Sir Hawthorne (August 2006)
- This was a promotional figure distributed free of charge at the 2006 Gen Con, and later reprinted in the Wave 10 Special Collection, Valkrill's Gambit. The figure sculpt is identical to one of the Knights of Weston, but is detailed in black armor instead of its original coloring. This figure, at the time of its release, is the only figure named after a fan of the game: Jerry "Grungebob" Hawthorne, a longtime fan, former play-tester, and frequent contributor to the Heroscape community.

Master Win Chiu Woo (July 2007)
- This was a promotional figure distributed free of charge at the 2007 San Diego Comic-Con. The figure sculpt is identical to one of the Shaolin Monks, though repainted in the yellow and gray of the sixth general, Aquilla. A unique hero, Master Woo improves the attack, defense, and mobility of Shaolin Monk squads.

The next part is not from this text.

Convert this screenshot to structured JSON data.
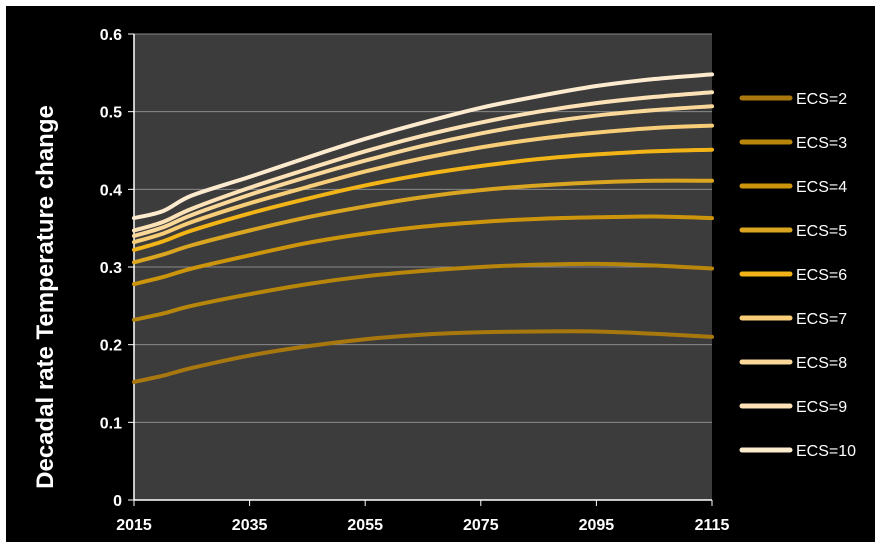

Agent Skahen (August 2008)
- This was a promotional figure distributed free of charge at the 2008 Gen Con. The figure sculpt is identical to one of the Nakita Agents, though repainted in a black suit and hair.
Age of Annihilation (August 2024–April 2025)

- Various promotional figures were released alongside Age of Annihilation: Sgt. Drake Alexander, Shiori, Cornelius Breech the Derelict Prince, Thyraxis Dragoon, Major Q11

== Unreleased content ==
Marvel: Reinforcements Arrive (unreleased): Marvel Expansion Set 1

- Figures for a Marvel expansion were previewed at the 2007 San Diego Comic-Con. As of Heroscape's discontinuation in 2010, the expansion was never released. The expansion consisted of an additional ten figures: Sandman, Doctor Octopus, Human Torch, Punisher, Super-Skrull, Bullseye, Invisible Woman, The Thing, Beast, and Black Panther.

Samuel Brown (November 2010)
- Brown was intended to be the next promotional figure, but Heroscape was discontinued before the figure could be physically produced. The sculpt would have been identical to one of the 4th Massachusetts Line, though repainted with a brown uniform and other color changes. Some time after the discontinuation of the game, the volunteer design team secured permission to publish a digital version of the army card for Samuel Brown along with photos of the intended paint scheme, so that interested players could repaint an extra copy of a suitable figure and make their own physical copy of the "last official Heroscape figure."